Torgeir Waldemar took the Norwegian people and music press by surprise with his eponymous debut album in 2014. Who had thought that the black-clad, longhaired and bearded man would deliver an album that captivated and moved us as much as it did. An acoustic masterpiece that sounded like it came straight from the rehearsal room of a young troubadour from Laurel Canyon in the seventies.
While his previous album cultivated a pure, acoustic sound, we get more rock music this time, and for Torgeir Waldemar nothing is more natural. With his background as a guitar hero in various rock bands, it was only a question of time before distorted tones would assert themselves in his solo career. No Offending Borders is a gloriously composite work with both dead honest acoustic laments and grandiose rock songs.

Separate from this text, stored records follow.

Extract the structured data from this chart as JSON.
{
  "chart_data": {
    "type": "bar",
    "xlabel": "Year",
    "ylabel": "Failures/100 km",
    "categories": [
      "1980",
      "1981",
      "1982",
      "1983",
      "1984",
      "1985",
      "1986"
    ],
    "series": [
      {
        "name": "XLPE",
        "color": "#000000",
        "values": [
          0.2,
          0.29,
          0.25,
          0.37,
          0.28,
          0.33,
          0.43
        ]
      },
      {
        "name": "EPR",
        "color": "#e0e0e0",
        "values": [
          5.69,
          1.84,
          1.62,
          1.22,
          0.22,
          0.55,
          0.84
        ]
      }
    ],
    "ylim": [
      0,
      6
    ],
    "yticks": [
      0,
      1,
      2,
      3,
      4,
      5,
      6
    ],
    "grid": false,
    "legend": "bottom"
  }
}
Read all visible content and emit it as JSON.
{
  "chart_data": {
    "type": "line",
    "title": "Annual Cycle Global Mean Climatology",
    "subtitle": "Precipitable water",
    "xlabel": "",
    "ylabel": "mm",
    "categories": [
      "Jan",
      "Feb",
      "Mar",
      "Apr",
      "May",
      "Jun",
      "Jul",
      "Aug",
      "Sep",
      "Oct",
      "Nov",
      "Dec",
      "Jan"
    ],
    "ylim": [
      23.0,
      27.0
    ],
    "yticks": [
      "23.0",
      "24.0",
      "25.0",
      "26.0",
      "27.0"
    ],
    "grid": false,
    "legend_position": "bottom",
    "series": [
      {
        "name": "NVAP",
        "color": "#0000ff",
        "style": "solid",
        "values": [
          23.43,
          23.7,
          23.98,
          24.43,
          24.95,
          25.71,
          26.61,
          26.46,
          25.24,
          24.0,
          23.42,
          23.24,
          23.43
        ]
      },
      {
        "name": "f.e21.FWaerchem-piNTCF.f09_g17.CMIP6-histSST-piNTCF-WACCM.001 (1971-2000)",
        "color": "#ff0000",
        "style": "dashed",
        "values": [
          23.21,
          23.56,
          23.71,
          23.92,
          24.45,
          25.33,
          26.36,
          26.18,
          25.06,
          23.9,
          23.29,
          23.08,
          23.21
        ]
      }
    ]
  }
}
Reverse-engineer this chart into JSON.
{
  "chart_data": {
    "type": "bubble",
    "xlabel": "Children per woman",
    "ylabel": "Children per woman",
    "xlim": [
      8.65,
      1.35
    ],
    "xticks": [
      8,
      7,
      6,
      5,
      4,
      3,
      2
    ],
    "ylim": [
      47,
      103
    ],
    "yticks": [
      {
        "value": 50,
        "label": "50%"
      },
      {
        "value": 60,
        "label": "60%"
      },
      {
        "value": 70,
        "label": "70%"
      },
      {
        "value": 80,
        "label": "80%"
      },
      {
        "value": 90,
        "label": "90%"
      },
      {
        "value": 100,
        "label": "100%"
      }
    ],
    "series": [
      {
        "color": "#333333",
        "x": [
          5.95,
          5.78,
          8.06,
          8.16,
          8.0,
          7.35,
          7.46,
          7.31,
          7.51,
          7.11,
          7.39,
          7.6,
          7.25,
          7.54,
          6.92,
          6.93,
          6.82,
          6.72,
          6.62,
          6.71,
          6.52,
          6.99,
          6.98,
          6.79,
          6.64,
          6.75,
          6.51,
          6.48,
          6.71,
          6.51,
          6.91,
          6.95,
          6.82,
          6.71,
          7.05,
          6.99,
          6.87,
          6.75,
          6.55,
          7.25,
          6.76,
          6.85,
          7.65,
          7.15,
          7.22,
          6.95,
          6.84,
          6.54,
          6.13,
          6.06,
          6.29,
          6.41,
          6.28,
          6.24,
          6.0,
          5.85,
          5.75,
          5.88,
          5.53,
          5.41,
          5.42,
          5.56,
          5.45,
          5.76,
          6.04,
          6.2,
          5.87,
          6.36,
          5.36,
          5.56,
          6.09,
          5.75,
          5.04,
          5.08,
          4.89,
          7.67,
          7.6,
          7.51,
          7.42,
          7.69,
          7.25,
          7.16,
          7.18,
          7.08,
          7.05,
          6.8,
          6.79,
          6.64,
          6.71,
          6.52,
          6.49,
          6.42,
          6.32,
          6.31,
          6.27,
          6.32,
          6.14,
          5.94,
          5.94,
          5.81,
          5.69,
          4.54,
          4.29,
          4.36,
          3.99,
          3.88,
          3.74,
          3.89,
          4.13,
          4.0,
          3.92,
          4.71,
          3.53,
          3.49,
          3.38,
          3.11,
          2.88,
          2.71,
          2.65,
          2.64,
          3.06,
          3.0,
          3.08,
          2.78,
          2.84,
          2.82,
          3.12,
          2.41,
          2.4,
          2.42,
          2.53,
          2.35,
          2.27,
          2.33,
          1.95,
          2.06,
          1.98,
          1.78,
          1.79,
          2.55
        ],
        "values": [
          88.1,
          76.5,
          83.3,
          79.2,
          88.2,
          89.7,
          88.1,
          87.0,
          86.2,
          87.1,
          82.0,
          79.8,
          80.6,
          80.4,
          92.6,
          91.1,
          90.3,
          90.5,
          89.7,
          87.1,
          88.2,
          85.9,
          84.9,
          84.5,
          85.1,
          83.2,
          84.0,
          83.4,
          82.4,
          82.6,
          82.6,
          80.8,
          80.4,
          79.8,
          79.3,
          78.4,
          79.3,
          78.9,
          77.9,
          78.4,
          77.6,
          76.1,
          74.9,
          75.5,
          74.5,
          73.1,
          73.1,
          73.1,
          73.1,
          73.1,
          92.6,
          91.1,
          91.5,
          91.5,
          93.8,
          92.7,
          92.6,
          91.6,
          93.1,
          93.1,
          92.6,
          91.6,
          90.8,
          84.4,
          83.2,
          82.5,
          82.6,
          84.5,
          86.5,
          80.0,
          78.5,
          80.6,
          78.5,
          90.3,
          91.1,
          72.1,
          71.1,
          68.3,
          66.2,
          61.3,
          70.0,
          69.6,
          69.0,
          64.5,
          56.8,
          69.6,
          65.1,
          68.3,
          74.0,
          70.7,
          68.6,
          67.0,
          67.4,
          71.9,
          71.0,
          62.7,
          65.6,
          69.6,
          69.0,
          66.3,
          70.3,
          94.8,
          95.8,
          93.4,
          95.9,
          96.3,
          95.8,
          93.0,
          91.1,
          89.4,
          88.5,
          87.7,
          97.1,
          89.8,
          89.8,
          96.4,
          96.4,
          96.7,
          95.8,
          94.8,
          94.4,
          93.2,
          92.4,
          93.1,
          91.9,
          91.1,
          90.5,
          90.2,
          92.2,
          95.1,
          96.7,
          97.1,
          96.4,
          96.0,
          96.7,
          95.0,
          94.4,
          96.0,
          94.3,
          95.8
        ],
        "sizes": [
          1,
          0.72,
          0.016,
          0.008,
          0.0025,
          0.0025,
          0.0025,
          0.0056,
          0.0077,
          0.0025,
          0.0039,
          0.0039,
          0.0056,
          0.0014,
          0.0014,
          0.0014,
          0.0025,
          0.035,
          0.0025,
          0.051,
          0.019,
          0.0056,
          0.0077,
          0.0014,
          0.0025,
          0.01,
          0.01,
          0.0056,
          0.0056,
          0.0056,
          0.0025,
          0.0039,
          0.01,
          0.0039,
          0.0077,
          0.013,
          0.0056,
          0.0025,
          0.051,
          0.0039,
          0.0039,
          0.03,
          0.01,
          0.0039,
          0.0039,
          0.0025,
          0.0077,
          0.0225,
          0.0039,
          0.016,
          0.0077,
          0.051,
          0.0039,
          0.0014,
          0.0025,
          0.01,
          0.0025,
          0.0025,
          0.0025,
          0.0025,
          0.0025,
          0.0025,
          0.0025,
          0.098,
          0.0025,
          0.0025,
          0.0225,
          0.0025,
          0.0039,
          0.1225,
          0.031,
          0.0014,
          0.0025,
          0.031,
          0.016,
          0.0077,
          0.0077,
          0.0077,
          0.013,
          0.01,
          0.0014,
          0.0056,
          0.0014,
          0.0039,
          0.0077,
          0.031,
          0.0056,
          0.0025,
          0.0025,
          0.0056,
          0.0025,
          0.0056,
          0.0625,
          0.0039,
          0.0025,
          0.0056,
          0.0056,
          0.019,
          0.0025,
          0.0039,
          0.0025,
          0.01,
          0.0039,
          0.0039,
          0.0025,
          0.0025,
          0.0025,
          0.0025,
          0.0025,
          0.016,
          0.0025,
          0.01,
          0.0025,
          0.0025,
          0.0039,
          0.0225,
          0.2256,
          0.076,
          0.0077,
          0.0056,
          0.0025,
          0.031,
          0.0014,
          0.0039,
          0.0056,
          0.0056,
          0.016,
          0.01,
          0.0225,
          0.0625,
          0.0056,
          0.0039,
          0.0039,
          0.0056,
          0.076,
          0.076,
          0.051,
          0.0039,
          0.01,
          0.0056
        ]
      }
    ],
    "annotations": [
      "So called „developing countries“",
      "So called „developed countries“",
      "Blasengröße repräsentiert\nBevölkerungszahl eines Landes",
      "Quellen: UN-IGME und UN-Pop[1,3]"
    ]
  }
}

But the record is so much more than that, and for Torgeir this is a document that shows the seriousness we meet in our everyday lives. Both on the personal level, with relationships that falls apart and the loss of loved ones, but also on a national and global level, with refugee crises, suicide statistics and the weakest members of our society. You may have guessed it already, but this is a solemn record.
If you’re afraid that Torgeir Waldemar has turned away from what he presented on his debut album, you can relax. Here we get acoustic folk songs like “Falling Rain (Link Wray)”, “Island Bliss” and “Souls on a String”, but the album also contains more intense rock songs like “Summer In Toulouse”, “Sylvia (Southern People)” and “Among the Low”.
Aesthetically, it’s also consistent from beginning to end – nothing at all is done by chance here. The historical lines that are drawn in the cover design, are also meant to point back to ourselves and to make us conscious of our past, so that we won’t make the same mistakes again. The cover of the single “Souls on a String” featured a photo of the decorated carrier pigeon from World War I, Cher Ami. It saved a whole British company during the war, when the British were caught in a battle, without any food or ammunition. Cher Ami was sent away, and taken under fire by the enemy, but finally delivered the message that saved the British troops.
The chair on the cover of No Offending Borders is from Kviknes Hotel in Balestrand. This is the chair that Wilhelm II, the King of Prussia and Emperor of Germany, was sitting in when he was told that World War I had started. Wilhelm II was a friend of Norway and spent much time on the west coast in the early 1900s. What would you have done if you were sitting in that chair and received that message? Sit down, think thoroughly about it, while you’re listening to No Offending Borders.